Chloride (Cl⁻) is required for photosynthesis and regulates osmotic balance. However, excess Cl⁻ application negatively interacts with nitrate (\({\mathrm{NO}}_{3}^{-}\)) uptake, although its effect on \({\mathrm{NO}}_{3}^{-}\) metabolism remains unclear. The aim was to test whether Cl⁻ stress disturbs nitrate reductase activity (NRA). A maize variety (Zea mays L. cv. LG 30215) was hydroponically cultured in a greenhouse under the following conditions: control (2 mM CaCl₂), moderate Cl⁻ (10 mM CaCl₂), high Cl⁻ (60 mM CaCl₂).
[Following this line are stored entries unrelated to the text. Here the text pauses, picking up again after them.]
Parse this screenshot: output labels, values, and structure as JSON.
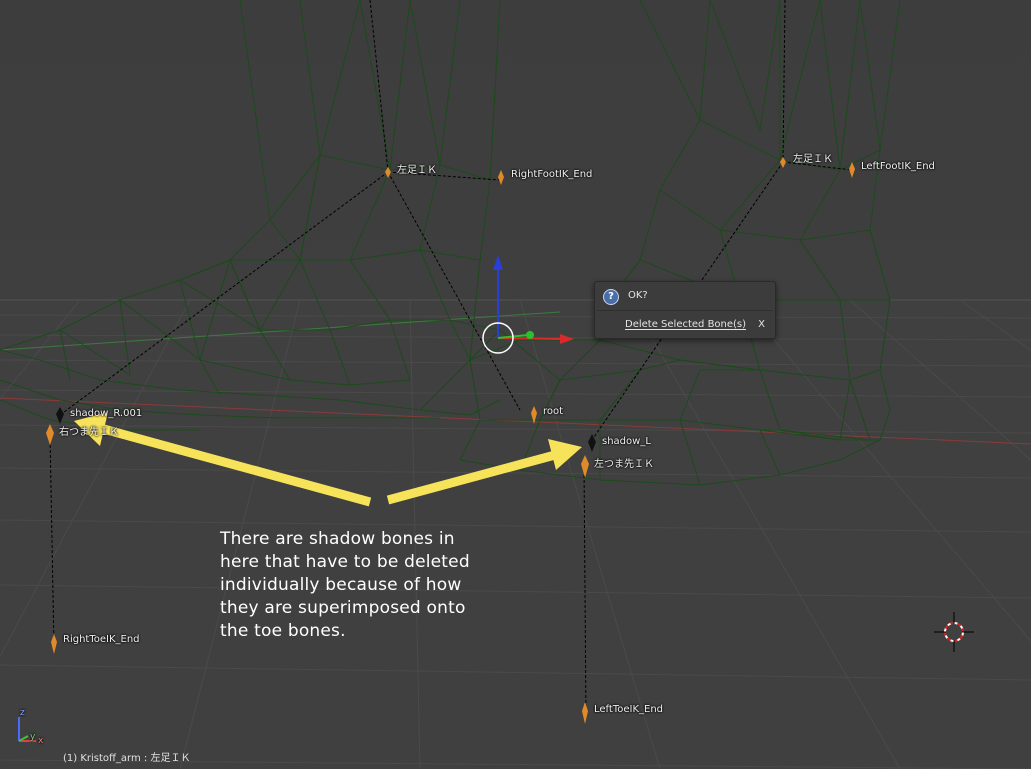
{
  "viewport": {
    "background": "#404040",
    "mesh_color": "#1e4a1e",
    "status_text": "(1) Kristoff_arm : 左足ＩＫ"
  },
  "popup": {
    "title": "OK?",
    "item_label": "Delete Selected Bone(s)",
    "item_shortcut": "X",
    "icon": "question-icon"
  },
  "bones": {
    "left_foot_ik_top": "左足ＩＫ",
    "right_foot_ik_end": "RightFootIK_End",
    "right_foot_ik_top": "左足ＩＫ",
    "left_foot_ik_end": "LeftFootIK_End",
    "shadow_right": "shadow_R.001",
    "right_toe_ik": "右つま先ＩＫ",
    "root": "root",
    "shadow_left": "shadow_L",
    "left_toe_ik": "左つま先ＩＫ",
    "right_toe_ik_end": "RightToeIK_End",
    "left_toe_ik_end": "LeftToeIK_End"
  },
  "annotation": {
    "line1": "There are  shadow bones in",
    "line2": "here that have to be deleted",
    "line3": "individually because of how",
    "line4": "they are superimposed onto",
    "line5": "the toe bones.",
    "arrow_color": "#f7e35a"
  },
  "axes": {
    "x": "x",
    "y": "y",
    "z": "z"
  }
}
To substantiate the effect of Cl⁻ stress further, an osmotic stress with lower intensity was induced by 60 g polyethylene glycol (PEG) 6000 L⁻¹ + 2 mM CaCl₂), which was 57% of the osmotic pressure being produced by 60 mM CaCl₂. Results show that high Cl⁻ and PEG-induced osmotic stress significantly reduced shoot biomass, stomatal conductance and transpiration rate, but NRA was only decreased by high Cl⁻ stress. The interference of NRA in chloride-stressed maize is supposed to be primarily caused by the antagonistic uptake of Cl⁻ and \({\mathrm{NO}}_{3}^{-}\).

氯化物（CL ^- ）所需的光合作用和调节渗透压平衡。然而，过量的氯^-应用负硝酸盐相互作用（\（{\ mathrm {NO}} _ {3} ^ { - } \） ）的摄取，尽管其上作用\（{\ mathrm {NO}} _ {3} ^ {-} \）代谢仍不清楚。其目的是测试是否氯^-硝酸盐应力会干扰还原酶活性（NRA）。甲玉米品种（玉蜀黍。L. CV LG 30215）在温室中水培在以下条件下：控制（2毫米氯化钙₂），中度氯^-（10毫米氯化钙₂），高氯^-（60毫米氯化钙₂）。证实Cl组成的效果^-进一步应力，具有较低强度的渗透胁迫诱导60克聚乙二醇（PEG）6000大号^-1  + 2毫米氯化钙₂），这是渗透压的57％是由60mM的产生氯化钙₂。结果表明，高氯^-和PEG诱导的渗透胁迫显著减少枝条生物量，气孔导度和蒸腾速率，但NRA只减少高氯^-应力。NRA的在氯乙烯-强调玉米的干扰应该被主要由Cl组成的拮抗摄取引起^-和\（{\ mathrm {NO}} _ {3} ^ { - } \） 。